Szczera do bólu opowieść o granicach miłości
To miała być miłość jak z bajki. Gdy nastoletnia Ewa po raz pierwszy spotkała Adama, wiedziała, że zrobi wszystko, by spędzić z nim resztę życia. Podjęła decyzję wbrew temu, co podpowiadał jej rozsądek, rodzina i znajomi: będzie trwać przy nim na dobre i na złe.
Nie przewidziała tylko, że tego złego w ich wspólnym życiu będzie znacznie więcej...
Ciąża, ślub, pierwsze porażki dorosłości, problemy z pracą, a w końcu uzależnienie od alkoholu i przemoc – związek Adama i Ewy po kilku latach w niczym nie przypomina już romantycznej bajki. A jednak pragnienie bliskości oraz złożona niegdyś obietnica sprawiają, że mimo wszystkich doznanych upokorzeń, kobieta nie potrafi wyrwać się z toksycznego związku.
Nadzieja na powrót do dawnych, szczęśliwych chwil, kiedy byli w sobie zakochani do szaleństwa, może okazać się pułapką, z której nigdy nie uda się jej wydostać...
Co wygra w tym starciu: miłość czy rozsądek?

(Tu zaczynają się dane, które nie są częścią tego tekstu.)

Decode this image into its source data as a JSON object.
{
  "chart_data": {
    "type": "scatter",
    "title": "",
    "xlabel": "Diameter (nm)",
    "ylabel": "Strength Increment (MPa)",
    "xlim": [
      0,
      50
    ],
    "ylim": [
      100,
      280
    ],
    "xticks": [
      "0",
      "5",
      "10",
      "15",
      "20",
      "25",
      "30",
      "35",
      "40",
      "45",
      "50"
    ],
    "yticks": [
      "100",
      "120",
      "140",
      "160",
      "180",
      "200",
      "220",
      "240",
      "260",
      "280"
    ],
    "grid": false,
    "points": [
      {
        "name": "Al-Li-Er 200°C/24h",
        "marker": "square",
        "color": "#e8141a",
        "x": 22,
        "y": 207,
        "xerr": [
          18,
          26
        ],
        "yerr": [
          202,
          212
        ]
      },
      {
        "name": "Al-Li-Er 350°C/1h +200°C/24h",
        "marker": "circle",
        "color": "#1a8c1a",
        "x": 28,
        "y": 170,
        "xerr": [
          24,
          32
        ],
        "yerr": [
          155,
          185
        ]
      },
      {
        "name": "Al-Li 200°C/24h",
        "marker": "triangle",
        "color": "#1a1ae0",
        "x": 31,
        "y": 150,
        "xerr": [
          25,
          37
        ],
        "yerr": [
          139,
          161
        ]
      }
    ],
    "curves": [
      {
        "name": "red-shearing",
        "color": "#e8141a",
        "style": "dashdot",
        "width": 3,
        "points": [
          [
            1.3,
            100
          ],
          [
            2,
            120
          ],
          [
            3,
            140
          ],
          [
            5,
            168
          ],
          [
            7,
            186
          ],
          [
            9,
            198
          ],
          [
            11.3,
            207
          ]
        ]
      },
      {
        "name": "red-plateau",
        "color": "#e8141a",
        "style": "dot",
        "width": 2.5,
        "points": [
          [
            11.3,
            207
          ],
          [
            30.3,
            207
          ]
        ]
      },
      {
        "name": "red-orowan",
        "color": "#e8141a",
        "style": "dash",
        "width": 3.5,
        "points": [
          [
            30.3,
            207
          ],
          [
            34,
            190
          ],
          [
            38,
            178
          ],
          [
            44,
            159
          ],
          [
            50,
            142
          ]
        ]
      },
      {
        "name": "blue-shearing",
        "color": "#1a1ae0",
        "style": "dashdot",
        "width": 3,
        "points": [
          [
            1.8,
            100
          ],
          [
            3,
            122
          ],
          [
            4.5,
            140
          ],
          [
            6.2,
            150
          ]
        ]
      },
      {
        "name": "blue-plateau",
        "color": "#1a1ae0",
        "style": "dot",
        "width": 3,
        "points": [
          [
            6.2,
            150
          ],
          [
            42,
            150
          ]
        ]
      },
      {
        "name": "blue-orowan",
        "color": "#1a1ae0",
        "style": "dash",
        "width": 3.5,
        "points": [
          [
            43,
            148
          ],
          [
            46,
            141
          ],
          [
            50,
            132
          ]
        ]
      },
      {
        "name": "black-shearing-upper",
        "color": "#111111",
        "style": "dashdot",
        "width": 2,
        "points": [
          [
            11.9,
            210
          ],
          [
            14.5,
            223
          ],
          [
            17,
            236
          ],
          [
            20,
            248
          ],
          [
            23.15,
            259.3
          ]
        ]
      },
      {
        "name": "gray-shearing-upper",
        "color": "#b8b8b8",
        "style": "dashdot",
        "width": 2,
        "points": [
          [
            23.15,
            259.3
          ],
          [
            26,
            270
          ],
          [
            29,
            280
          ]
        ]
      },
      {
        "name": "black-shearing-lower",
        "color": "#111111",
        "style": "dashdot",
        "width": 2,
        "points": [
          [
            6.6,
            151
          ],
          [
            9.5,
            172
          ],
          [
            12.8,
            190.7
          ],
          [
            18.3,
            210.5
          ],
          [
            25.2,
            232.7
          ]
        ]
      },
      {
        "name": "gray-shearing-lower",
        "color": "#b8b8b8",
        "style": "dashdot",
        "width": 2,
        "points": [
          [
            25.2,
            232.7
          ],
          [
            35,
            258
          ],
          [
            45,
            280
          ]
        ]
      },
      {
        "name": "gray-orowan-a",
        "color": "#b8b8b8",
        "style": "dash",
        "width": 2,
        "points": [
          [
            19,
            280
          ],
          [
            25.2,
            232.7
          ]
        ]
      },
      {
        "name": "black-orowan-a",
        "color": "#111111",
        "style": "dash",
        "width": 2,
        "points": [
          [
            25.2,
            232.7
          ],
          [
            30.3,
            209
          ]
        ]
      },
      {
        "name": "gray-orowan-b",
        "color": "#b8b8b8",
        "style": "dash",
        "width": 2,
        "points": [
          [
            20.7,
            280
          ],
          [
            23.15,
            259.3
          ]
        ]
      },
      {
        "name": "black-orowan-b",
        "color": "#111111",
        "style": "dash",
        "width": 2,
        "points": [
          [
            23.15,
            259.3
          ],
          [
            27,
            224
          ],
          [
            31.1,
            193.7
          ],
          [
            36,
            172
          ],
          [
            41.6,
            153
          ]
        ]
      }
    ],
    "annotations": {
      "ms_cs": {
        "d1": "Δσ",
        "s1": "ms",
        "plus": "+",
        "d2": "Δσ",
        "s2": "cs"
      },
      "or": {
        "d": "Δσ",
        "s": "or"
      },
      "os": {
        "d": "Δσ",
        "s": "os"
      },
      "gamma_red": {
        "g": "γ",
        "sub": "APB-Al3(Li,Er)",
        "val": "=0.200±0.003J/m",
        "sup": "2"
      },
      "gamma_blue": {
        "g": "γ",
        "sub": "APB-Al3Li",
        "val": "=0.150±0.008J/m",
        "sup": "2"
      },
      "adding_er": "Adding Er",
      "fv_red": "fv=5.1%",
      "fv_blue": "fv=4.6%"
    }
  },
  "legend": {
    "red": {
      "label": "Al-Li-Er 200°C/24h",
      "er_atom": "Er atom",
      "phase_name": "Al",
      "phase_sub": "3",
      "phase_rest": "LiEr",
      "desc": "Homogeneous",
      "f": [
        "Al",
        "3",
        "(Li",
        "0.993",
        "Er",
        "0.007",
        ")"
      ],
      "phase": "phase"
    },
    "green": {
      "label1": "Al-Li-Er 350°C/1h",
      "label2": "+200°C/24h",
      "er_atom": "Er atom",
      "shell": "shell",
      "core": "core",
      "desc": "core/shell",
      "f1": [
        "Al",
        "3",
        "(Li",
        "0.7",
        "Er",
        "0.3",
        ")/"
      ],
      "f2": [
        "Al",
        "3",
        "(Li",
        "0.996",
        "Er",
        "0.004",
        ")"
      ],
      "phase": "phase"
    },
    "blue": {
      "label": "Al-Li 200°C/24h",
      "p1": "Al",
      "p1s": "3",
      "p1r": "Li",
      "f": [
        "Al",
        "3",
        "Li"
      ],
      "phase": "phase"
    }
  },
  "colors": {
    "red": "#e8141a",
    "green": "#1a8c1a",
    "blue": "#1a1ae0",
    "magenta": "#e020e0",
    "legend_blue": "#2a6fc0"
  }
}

Trudno powiedzieć, czy była wtedy szczęśliwa. Raczej czekała na szczęście, które miało dopiero nadejść. Była w wieku, w którym dziewczyny zaczynają marzyć o wielkiej miłości. W szkole podobało jej się kilku chłopaków, ale żaden nie zwracał na nią uwagi. Była niewysoka, trochę zagubiona, a to zagubienie skrupulatnie ukrywała pod maską uśmiechu. Jej koleżanki były od niej ładniejsze i pewniejsze siebie. Ewa nie chciała wychodzić z inicjatywą. Miała nadzieję, że kiedyś po prostu spotka tego jedynego, który spojrzy w jej piwne oczy i się w nich zakocha. Inne dziewczyny już miały chłopaków. Zwykle ze starszych klas. Ewa nawet trochę im zazdrościła. Czekała jednak cierpliwie na swoją kolej. Wierzyła, że w końcu nadejdzie.
Mówią, że to, w co mocno wierzysz, w końcu się spełni. I rzeczywiście tak jest. Ni stąd, ni zowąd stanął tuż przed nią. Chłopak o ciemnych blond włosach i błękitnych oczach.